Poza tym chyba wezme dzis Filipka na zakupy i jakaś zabawkę mu kupie, ale to jeszcze przemysle bo jest przeziebiony...
Do usłyszonka:)
12 października 2013, 09:02
Kasia, kuruj sie bidulko. Moze jakies witaminki pomoga albo herbata z cytryna. Najwazniejsze jest teraz zebys sie oszczedzala I o siebie dbala. Zycze szybkiego powrotu do zdrowia no I do cwiczen!
Daga, dzieki za przypomnienie ze oprocz tego zeby plotkowac o codziennych sprawach jestesmy tutaj tez po to aby pozbyc sie nadmiaru tluszczu.
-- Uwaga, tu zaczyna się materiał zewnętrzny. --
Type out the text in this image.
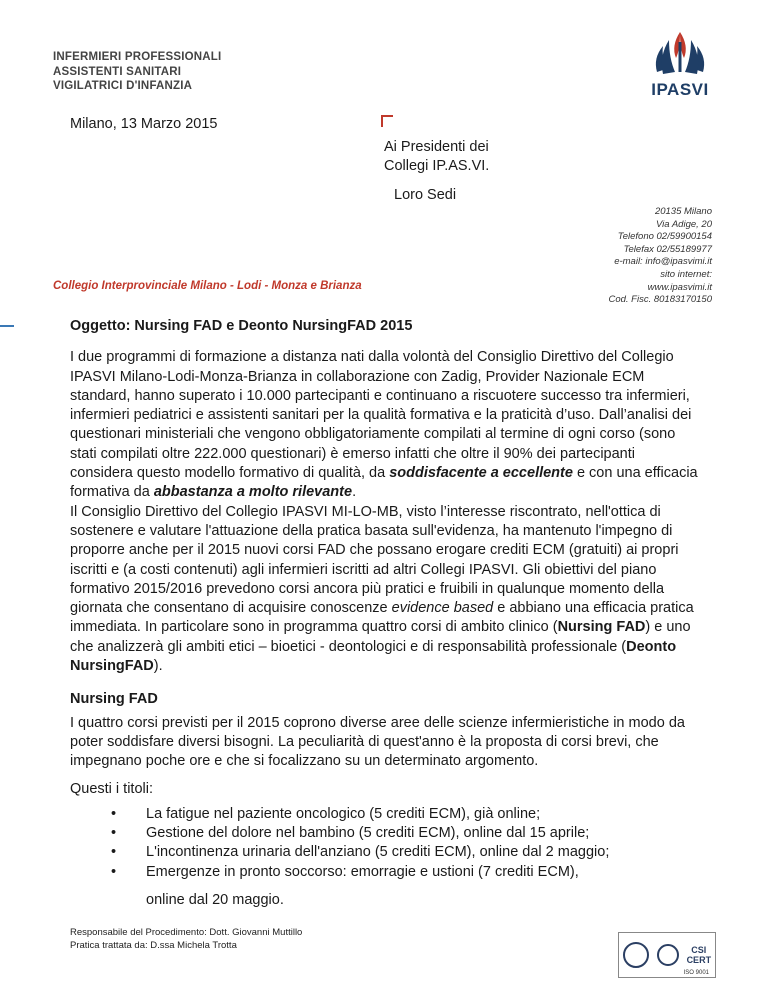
INFERMIERI PROFESSIONALI
ASSISTENTI SANITARI
VIGILATRICI D'INFANZIA	IPASVI
Milano, 13 Marzo 2015
Ai Presidenti dei
Collegi IP.AS.VI.
Loro Sedi
20135 Milano
Via Adige, 20
Telefono 02/59900154
Telefax 02/55189977
e-mail: info@ipasvimi.it
sito internet:
www.ipasvimi.it
Cod. Fisc. 80183170150
Collegio Interprovinciale Milano - Lodi - Monza e Brianza

Oggetto: Nursing FAD e Deonto NursingFAD 2015

I due programmi di formazione a distanza nati dalla volontà del Consiglio Direttivo del Collegio IPASVI Milano-Lodi-Monza-Brianza in collaborazione con Zadig, Provider Nazionale ECM standard, hanno superato i 10.000 partecipanti e continuano a riscuotere successo tra infermieri, infermieri pediatrici e assistenti sanitari per la qualità formativa e la praticità d’uso. Dall’analisi dei questionari ministeriali che vengono obbligatoriamente compilati al termine di ogni corso (sono stati compilati oltre 222.000 questionari) è emerso infatti che oltre il 90% dei partecipanti considera questo modello formativo di qualità, da soddisfacente a eccellente e con una efficacia formativa da abbastanza a molto rilevante.

Il Consiglio Direttivo del Collegio IPASVI MI-LO-MB, visto l’interesse riscontrato, nell'ottica di sostenere e valutare l'attuazione della pratica basata sull'evidenza, ha mantenuto l'impegno di proporre anche per il 2015 nuovi corsi FAD che possano erogare crediti ECM (gratuiti) ai propri iscritti e (a costi contenuti) agli infermieri iscritti ad altri Collegi IPASVI. Gli obiettivi del piano formativo 2015/2016 prevedono corsi ancora più pratici e fruibili in qualunque momento della giornata che consentano di acquisire conoscenze evidence based e abbiano una efficacia pratica immediata. In particolare sono in programma quattro corsi di ambito clinico (Nursing FAD) e uno che analizzerà gli ambiti etici – bioetici - deontologici e di responsabilità professionale (Deonto NursingFAD).

Nursing FAD

I quattro corsi previsti per il 2015 coprono diverse aree delle scienze infermieristiche in modo da poter soddisfare diversi bisogni. La peculiarità di quest'anno è la proposta di corsi brevi, che impegnano poche ore e che si focalizzano su un determinato argomento.

Questi i titoli:

• La fatigue nel paziente oncologico (5 crediti ECM), già online;
• Gestione del dolore nel bambino (5 crediti ECM), online dal 15 aprile;
• L'incontinenza urinaria dell'anziano (5 crediti ECM), online dal 2 maggio;
• Emergenze in pronto soccorso: emorragie e ustioni (7 crediti ECM),

online dal 20 maggio.

Responsabile del Procedimento: Dott. Giovanni Muttillo
Pratica trattata da: D.ssa Michela Trotta	CSI
CERT
ISO 9001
Moja dieta poszla w zapomnienie, cwiczenia tez. Chociaz ostatnio bardzo duzo pracuje fizycznie. Na wakge nie stawalam bardzo dlugo bo sie zepsula. Chyba baterie trzeba wymienic. Poprosze L zeby na nia zerkna. Jak juz znajdziesz wymarzona rozowa koszule to koniecznie wstaw fotki. Maly jest szczesciarzem, ze tak bez okazji bedzie mial nowa zabawke. Taka mama to prawdziwy skarb!
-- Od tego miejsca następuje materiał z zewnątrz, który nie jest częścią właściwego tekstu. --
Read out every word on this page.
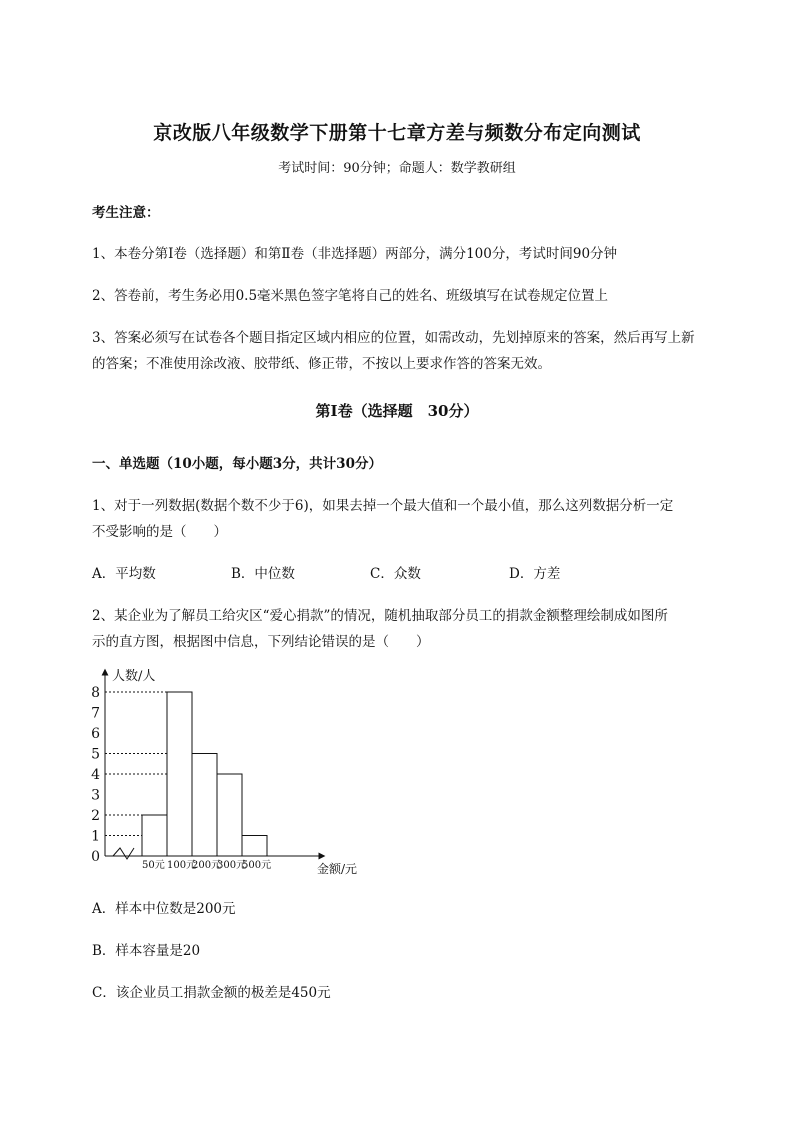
京改版八年级数学下册第十七章方差与频数分布定向测试
考试时间：90分钟；命题人：数学教研组
考生注意：
1、本卷分第I卷（选择题）和第Ⅱ卷（非选择题）两部分，满分100分，考试时间90分钟
2、答卷前，考生务必用0.5毫米黑色签字笔将自己的姓名、班级填写在试卷规定位置上
3、答案必须写在试卷各个题目指定区域内相应的位置，如需改动，先划掉原来的答案，然后再写上新
的答案；不准使用涂改液、胶带纸、修正带，不按以上要求作答的答案无效。
第I卷（选择题　30分）
一、单选题（10小题，每小题3分，共计30分）
1、对于一列数据(数据个数不少于6)，如果去掉一个最大值和一个最小值，那么这列数据分析一定
不受影响的是（　　）
A．平均数	B．中位数	C．众数	D．方差
2、某企业为了解员工给灾区“爱心捐款”的情况，随机抽取部分员工的捐款金额整理绘制成如图所
示的直方图，根据图中信息，下列结论错误的是（　　）
人数/人
金额/元
0
1
2
3
4
5
6
7
8
50元 100元
200元
300元
500元
A．样本中位数是200元
B．样本容量是20
C．该企业员工捐款金额的极差是450元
Chje, a moim zdaniem to nie ma sie co spieszyc do zwiazkow. Lepiej na spokojnie. Bycie singlem jest fajne, jestes jeszcze mloda I masz duzo czasu zeby spotkac tego jedynego ksiecia z bajki. Wiem to sama po sobie. Tez mi sie kiedys spieszylo. Mialam faceta przed moim L. Bylam zakochana po uszy. Moim marzeniem bylo zaciagnac go do oltarza i miec gromadke dzieci, najlepiej cala druzyne pilkarska. Bylismy razem 5 lat. Zczal mnie powoli olewac i niestety musielismy sie rozstac. Wydzwanial jeszcze przez dluzszy czas, wiec musialam zmienic numer telefonu. Ale po jakims czasie okazalo sie, ze moj ukochany w trakcie zwiazku ze mna mial zone i 2 dzieci. Jak sie o tym dowiedzialam, to nie bylismy juz ze soba, ale mimo wszystko strasznie zabolalo, i bylo mi bardzo smutno ze ktos na kim mi strasznie zalezalo bawil sie moja osoba przez cale 5 lat! Nawet teraz jak sobie o tym przypomne to sie wkurzam, jakbym go dorwala w swoje rece to chyba jaja bym mu siekiera obciela. W tym momncie jestem w udanym zwiazku, L bardzo chce miec dzieci, wspomina o tym codziennie, ale ja mimo mojego wieku i mimo tego ze tez bardzo bym chciala, jeszcze chyba sobie troszke poczekam.
W sumie mialam spotkanie z 3 dziewczynami w sprawie pracy. Wybralam juz jedna, ma na imie Patrycja. Jest bardzo sympatyczna i zalezy jej na pracy. Mam nadzieje ze dobrze bedzie nam sie wspolpracowac. Zaczynamy juz jutro. Jak tylko ja troszke poducze i dziewczyny powaracaja z wakacji bede jechac do Polski, bo dziadek juz sie nie moze doczekac kiedy przyjade. Razem z babcia codziennie sie pytaja kiedy przyjade. Dzwonie do nich przynajmniej 3 razy dziennie. Dziadek ma sie juz lepiej, mozna z nim prowadzic normalna rozmowe, a nawet powoli siada sam na lozku. Wszystko uklada sie dobrze jak narazie.